They didn’t say the quiet part out loud, which is almost certainly that the Fivetran and Snowflake bills for what they were doing were probably enormous and those were undoubtedly what got management’s attention about fixing this.
Snowflake as destination is very very easy to work with on fivetran. Fivetran didn't have S3 as destination till late 2022. So it literally forces you to use one of BQ, Snowflake, redshift as destination.
So fivetran CEO's defence is pretty stupid.
> Moving several large, crucial Postgres datasets (some of them tens of TB large) to data lake gave us a net savings of over a million dollars for 2022 and proportionally higher savings in 2023 and 2024.

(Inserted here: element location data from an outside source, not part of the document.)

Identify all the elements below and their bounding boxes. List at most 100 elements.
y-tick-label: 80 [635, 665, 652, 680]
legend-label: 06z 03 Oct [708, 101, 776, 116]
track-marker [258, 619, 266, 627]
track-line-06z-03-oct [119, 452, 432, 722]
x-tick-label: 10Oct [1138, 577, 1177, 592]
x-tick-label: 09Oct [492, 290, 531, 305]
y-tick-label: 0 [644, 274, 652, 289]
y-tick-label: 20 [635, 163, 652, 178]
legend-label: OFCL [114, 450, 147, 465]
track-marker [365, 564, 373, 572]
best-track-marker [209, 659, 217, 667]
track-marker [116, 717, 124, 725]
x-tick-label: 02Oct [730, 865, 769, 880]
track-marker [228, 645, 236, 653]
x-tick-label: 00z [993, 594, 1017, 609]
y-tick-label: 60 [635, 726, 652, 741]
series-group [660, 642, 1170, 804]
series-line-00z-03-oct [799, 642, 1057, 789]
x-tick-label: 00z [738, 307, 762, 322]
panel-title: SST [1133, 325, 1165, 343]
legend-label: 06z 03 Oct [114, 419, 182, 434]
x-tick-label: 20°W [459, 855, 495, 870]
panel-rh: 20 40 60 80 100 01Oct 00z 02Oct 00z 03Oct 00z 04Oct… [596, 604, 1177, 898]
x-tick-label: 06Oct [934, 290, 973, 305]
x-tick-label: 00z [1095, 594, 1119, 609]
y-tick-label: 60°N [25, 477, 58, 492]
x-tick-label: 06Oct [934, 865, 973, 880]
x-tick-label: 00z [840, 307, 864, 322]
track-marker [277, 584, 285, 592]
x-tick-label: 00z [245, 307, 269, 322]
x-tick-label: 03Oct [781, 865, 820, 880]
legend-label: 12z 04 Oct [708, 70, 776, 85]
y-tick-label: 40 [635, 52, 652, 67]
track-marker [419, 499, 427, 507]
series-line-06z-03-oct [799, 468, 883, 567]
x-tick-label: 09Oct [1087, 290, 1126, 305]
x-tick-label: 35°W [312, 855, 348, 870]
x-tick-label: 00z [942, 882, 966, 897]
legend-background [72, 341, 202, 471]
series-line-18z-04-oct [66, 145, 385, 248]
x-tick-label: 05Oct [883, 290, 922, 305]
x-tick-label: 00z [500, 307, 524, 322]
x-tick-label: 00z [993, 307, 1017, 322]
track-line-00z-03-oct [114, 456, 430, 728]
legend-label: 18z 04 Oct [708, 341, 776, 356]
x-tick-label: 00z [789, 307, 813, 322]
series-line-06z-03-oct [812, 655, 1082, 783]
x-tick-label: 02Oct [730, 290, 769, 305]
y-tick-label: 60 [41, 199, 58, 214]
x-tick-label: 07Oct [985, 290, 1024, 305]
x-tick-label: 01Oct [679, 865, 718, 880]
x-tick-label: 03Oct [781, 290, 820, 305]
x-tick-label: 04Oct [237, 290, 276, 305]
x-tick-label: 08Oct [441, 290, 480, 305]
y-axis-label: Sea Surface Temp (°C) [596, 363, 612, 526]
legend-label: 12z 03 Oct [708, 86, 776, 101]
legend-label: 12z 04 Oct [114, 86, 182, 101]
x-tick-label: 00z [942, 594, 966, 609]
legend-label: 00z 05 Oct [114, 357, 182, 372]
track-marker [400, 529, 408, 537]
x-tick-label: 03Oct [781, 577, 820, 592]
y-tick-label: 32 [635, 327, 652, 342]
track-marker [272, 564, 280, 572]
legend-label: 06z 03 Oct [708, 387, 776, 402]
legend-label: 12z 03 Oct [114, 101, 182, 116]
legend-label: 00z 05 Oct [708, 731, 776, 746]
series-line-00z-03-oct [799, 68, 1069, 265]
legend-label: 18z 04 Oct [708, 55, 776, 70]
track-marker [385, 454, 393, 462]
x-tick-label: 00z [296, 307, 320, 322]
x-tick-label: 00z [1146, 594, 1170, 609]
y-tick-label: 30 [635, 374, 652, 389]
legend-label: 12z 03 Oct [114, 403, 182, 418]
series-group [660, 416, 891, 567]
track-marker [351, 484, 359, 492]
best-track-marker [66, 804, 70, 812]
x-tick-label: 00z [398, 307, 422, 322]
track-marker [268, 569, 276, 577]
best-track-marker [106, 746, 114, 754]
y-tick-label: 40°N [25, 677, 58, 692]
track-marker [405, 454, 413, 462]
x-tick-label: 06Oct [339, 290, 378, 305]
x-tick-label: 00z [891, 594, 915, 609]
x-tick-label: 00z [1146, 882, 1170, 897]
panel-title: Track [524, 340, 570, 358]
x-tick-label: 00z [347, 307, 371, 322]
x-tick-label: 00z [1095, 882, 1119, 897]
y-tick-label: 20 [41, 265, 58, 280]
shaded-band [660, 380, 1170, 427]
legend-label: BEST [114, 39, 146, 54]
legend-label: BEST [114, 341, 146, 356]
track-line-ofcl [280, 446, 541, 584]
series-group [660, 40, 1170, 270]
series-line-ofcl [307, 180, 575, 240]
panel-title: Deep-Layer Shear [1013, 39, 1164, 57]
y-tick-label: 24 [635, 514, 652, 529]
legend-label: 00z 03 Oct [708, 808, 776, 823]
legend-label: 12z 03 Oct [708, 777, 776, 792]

I thought the quiet part was that they are data mining their customer data (and disclosing it to multiple third parties) because it’s not E2EE and they can read everyone’s private and proprietary notes.
Otherwise, this is the perfect app for sharding/horizontal scalability. Your notes don’t need to be queried or joined with anyone else’s notes.
Also whether this data lake is worth the costs/effort. How does this data lake add value to the user experience? What is this “AI” stuff that this data lake enables?
For example, they mention search. But i imagine it is just searching only within your own docs. Which i presume should be fast and efficient if everything is sharded by user in Postgres.
The tech stuff is all fine and good, but if it adds no value, its just playing with technology for technology sakes
I too was surprised to read that they were syncing what reads, at a glance, to be their entire database into the data lake. IIUC the reason that Snowflake prioritizes inserts over updates is because you're supposed to stream events derived from your data, not the data itself.